A proposal before the D.C. Council would create the “prerequisites” for an independent community college in Washington, placing the Community College of D.C. under its own governing board and moving its employees and facilities out from under the control of the University of the District of Columbia.
The Community College Independence Act of 2011 would reestablish the community college as an independent agency and start the clock — rather quickly — on appointing trustees and seeking eventual accreditation, a necessary step for a new college.
The legislation is among the recommendations of the Committee of the Whole, the council panel that oversees both the D.C. budget and the public university. Council members were to discuss the recommendations late today.

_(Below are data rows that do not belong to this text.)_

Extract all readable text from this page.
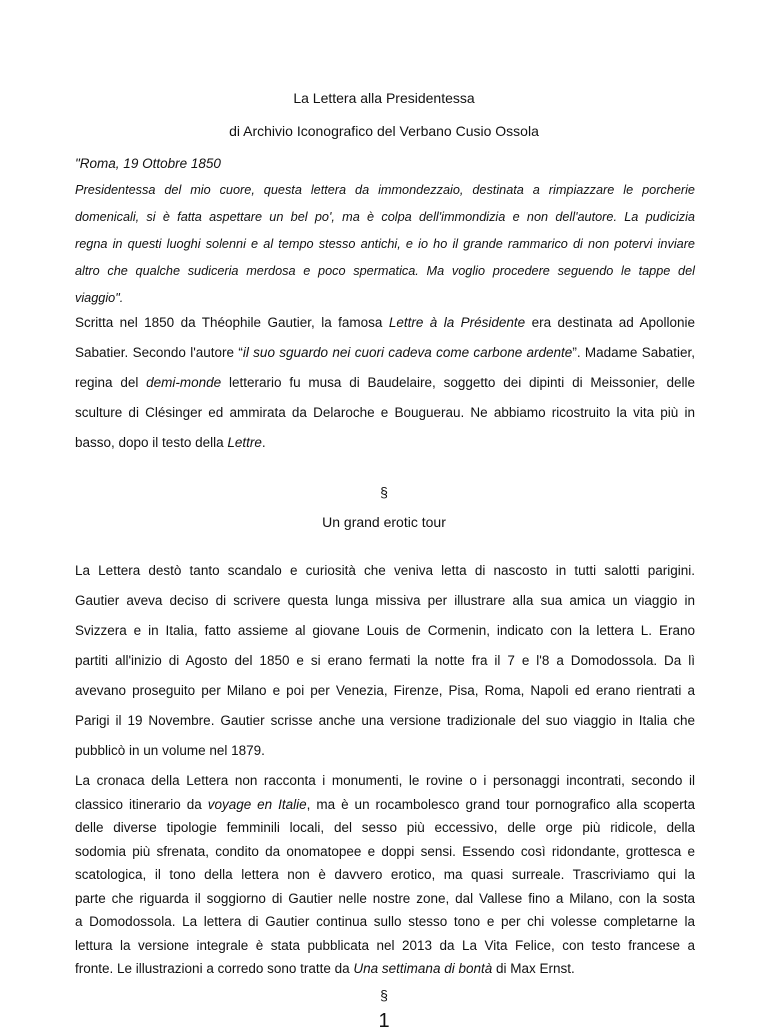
La Lettera alla Presidentessa
di Archivio Iconografico del Verbano Cusio Ossola
"Roma, 19 Ottobre 1850
Presidentessa del mio cuore, questa lettera da immondezzaio, destinata a rimpiazzare le porcherie
domenicali, si è fatta aspettare un bel po', ma è colpa dell'immondizia e non dell'autore. La pudicizia
regna in questi luoghi solenni e al tempo stesso antichi, e io ho il grande rammarico di non potervi inviare
altro che qualche sudiceria merdosa e poco spermatica. Ma voglio procedere seguendo le tappe del
viaggio".
Scritta nel 1850 da Théophile Gautier, la famosa Lettre à la Présidente era destinata ad Apollonie
Sabatier. Secondo l'autore “il suo sguardo nei cuori cadeva come carbone ardente”. Madame Sabatier,
regina del demi-monde letterario fu musa di Baudelaire, soggetto dei dipinti di Meissonier, delle
sculture di Clésinger ed ammirata da Delaroche e Bouguerau. Ne abbiamo ricostruito la vita più in
basso, dopo il testo della Lettre.
§
Un grand erotic tour
La Lettera destò tanto scandalo e curiosità che veniva letta di nascosto in tutti salotti parigini.
Gautier aveva deciso di scrivere questa lunga missiva per illustrare alla sua amica un viaggio in
Svizzera e in Italia, fatto assieme al giovane Louis de Cormenin, indicato con la lettera L. Erano
partiti all'inizio di Agosto del 1850 e si erano fermati la notte fra il 7 e l'8 a Domodossola. Da lì
avevano proseguito per Milano e poi per Venezia, Firenze, Pisa, Roma, Napoli ed erano rientrati a
Parigi il 19 Novembre. Gautier scrisse anche una versione tradizionale del suo viaggio in Italia che
pubblicò in un volume nel 1879.
La cronaca della Lettera non racconta i monumenti, le rovine o i personaggi incontrati, secondo il
classico itinerario da voyage en Italie, ma è un rocambolesco grand tour pornografico alla scoperta
delle diverse tipologie femminili locali, del sesso più eccessivo, delle orge più ridicole, della
sodomia più sfrenata, condito da onomatopee e doppi sensi. Essendo così ridondante, grottesca e
scatologica, il tono della lettera non è davvero erotico, ma quasi surreale. Trascriviamo qui la
parte che riguarda il soggiorno di Gautier nelle nostre zone, dal Vallese fino a Milano, con la sosta
a Domodossola. La lettera di Gautier continua sullo stesso tono e per chi volesse completarne la
lettura la versione integrale è stata pubblicata nel 2013 da La Vita Felice, con testo francese a
fronte. Le illustrazioni a corredo sono tratte da Una settimana di bontà di Max Ernst.
§
1
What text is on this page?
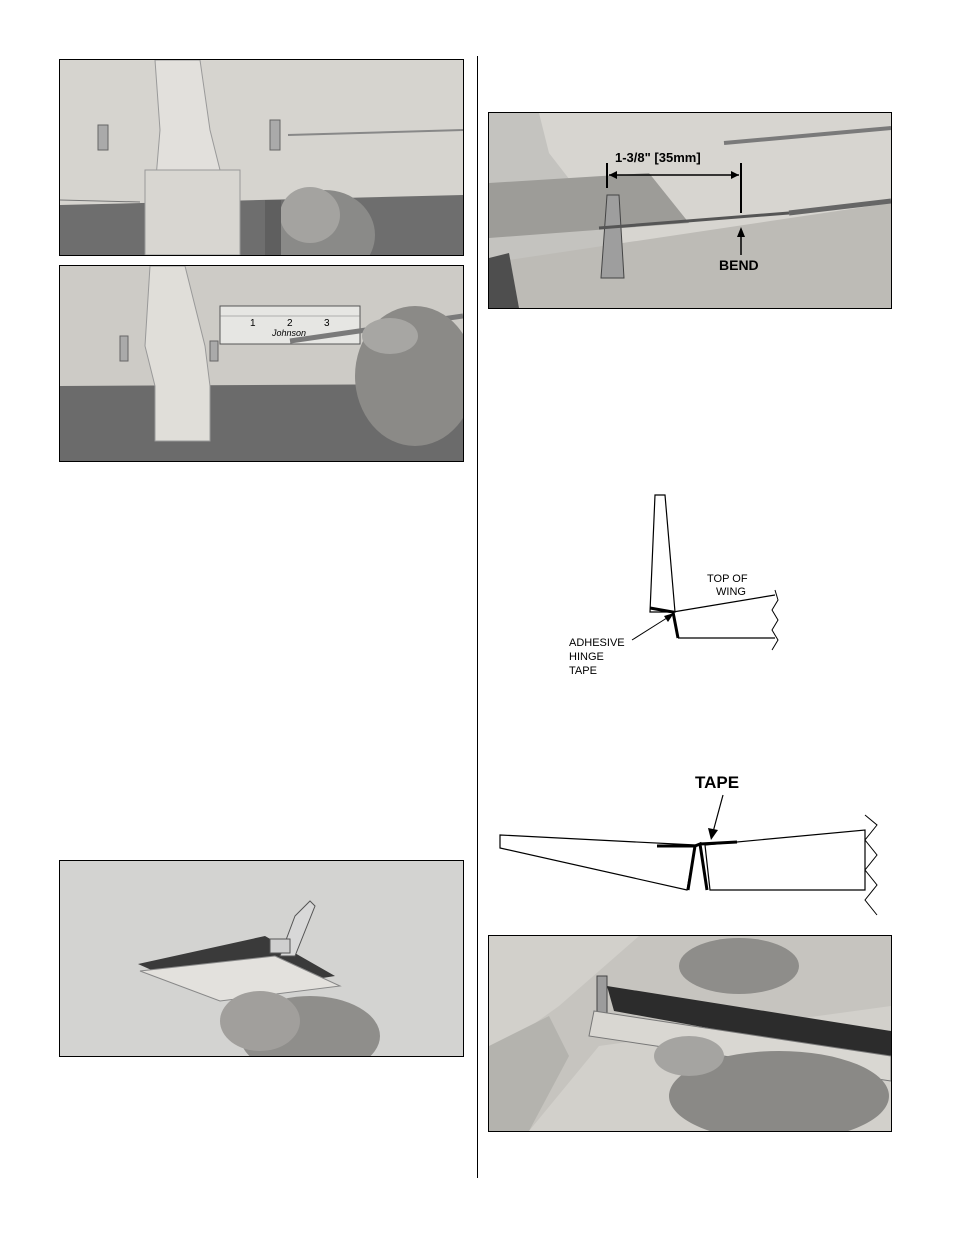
1	2	3
Johnson
1-3/8" [35mm]
BEND
TOP OF
WING
ADHESIVE
HINGE
TAPE
TAPE
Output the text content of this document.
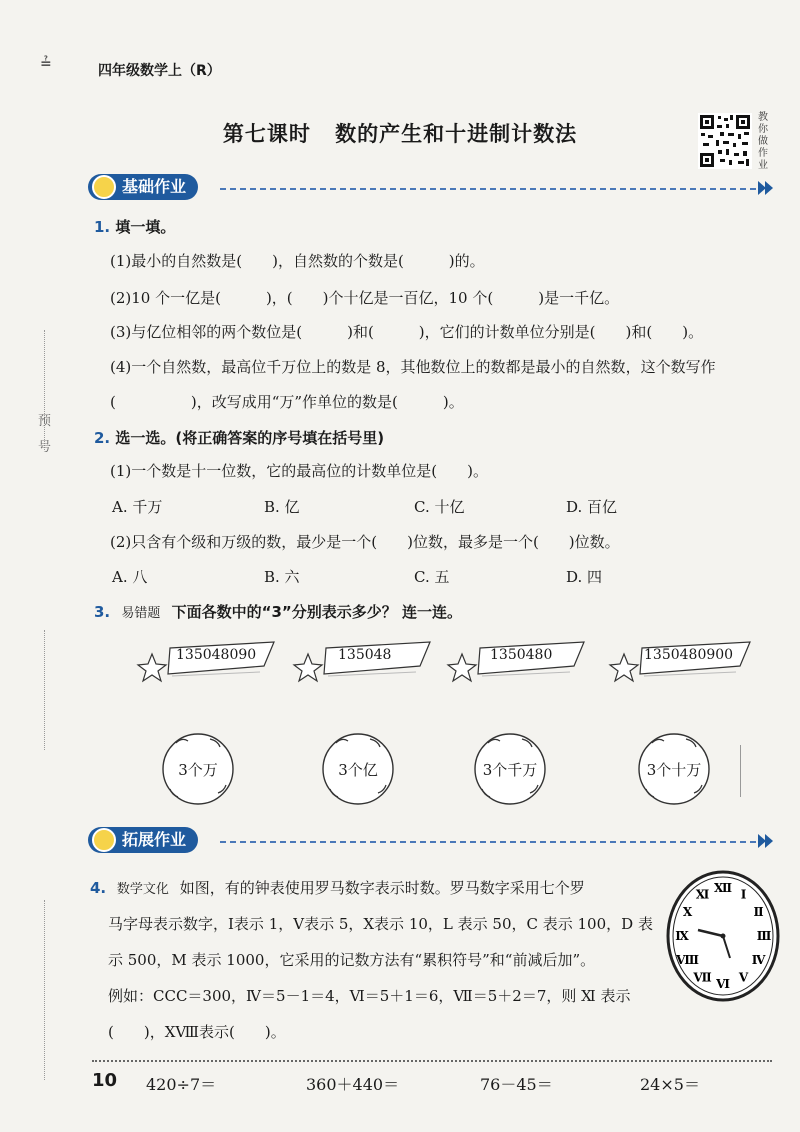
预
号
≟	四年级数学上（R）
第七课时 数的产生和十进制计数法
教你做作业
基础作业
1. 填一填。
(1)最小的自然数是(　　)，自然数的个数是(　　　)的。
(2)10 个一亿是(　　　)，(　　)个十亿是一百亿，10 个(　　　)是一千亿。
(3)与亿位相邻的两个数位是(　　　)和(　　　)，它们的计数单位分别是(　　)和(　　)。
(4)一个自然数，最高位千万位上的数是 8，其他数位上的数都是最小的自然数，这个数写作
(　　　　　)，改写成用“万”作单位的数是(　　　)。
2. 选一选。(将正确答案的序号填在括号里)
(1)一个数是十一位数，它的最高位的计数单位是(　　)。
A. 千万	B. 亿	C. 十亿	D. 百亿
(2)只含有个级和万级的数，最少是一个(　　)位数，最多是一个(　　)位数。
A. 八	B. 六	C. 五	D. 四
3. 易错题 下面各数中的“3”分别表示多少？ 连一连。
135048090	135048	1350480	1350480900
3个万	3个亿	3个千万	3个十万
拓展作业
4. 数学文化 如图，有的钟表使用罗马数字表示时数。罗马数字采用七个罗
马字母表示数字，Ⅰ表示 1，Ⅴ表示 5，Ⅹ表示 10，L 表示 50，C 表示 100，D 表
示 500，M 表示 1000，它采用的记数方法有“累积符号”和“前减后加”。
例如：CCC＝300，Ⅳ＝5－1＝4，Ⅵ＝5＋1＝6，Ⅶ＝5＋2＝7，则 Ⅺ 表示
(　　)，ⅩⅧ表示(　　)。
Ⅻ Ⅰ
Ⅱ
Ⅲ
Ⅳ
Ⅴ
Ⅵ
Ⅶ
Ⅷ
Ⅸ
Ⅹ
Ⅺ
10 420÷7＝	360＋440＝	76－45＝	24×5＝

Successfully splitting UDC into two- and four-year schools is seen as the key accomplishment of President Allen Sessoms, who saw the separation as essential to improving the degree-granting university, which for decades had been bogged down in remediation.
Some observers have argued that the job will not be complete until the community college is fully independent; for now, it operates under the UDC board and is considered part of a University System of the District of Columbia.
An independent report in 2009 urged swift independence for the community college, which was established that fall.
UDC officials said at the time that they agreed with the general idea of splitting off the community college but did not think the two-year college had to be completely independent to succeed. The philosophy of the moment seemed to be that if the community college produced results, the questions would go away.
It’s probably too soon to judge the new college on any “results”; the two-year campus has not yet completed its second year of existence.
But UDC officials now seem to be more open to the question of independence.
“It was always the goal that when the community college could be on its feet, that it would become its own separate institution,” said Alan Etter, UDC spokesman.
The legislation under study would establish an independent community college reporting to D.C. government, rather than UDC, apparently at the very moment it is signed into law. It would dissolve the entity now operating under UDC.
It would set up a nine-member board for the community college, with the first slate of members appointed by the mayor within 60 days and others by the council a short while later. The trustees, together with UDC leaders, would work out a transition plan a couple of months after that.
All employees and facilities now assigned to the community college would move to the new entity, greatly reducing both the enrollment and payroll of UDC.
Creating a new college “is a complicated thing,” Etter said. The community college operates now under UDC’s accreditation and would have to earn its own imprimatur to run independently. Full independence, in that sense, could take years.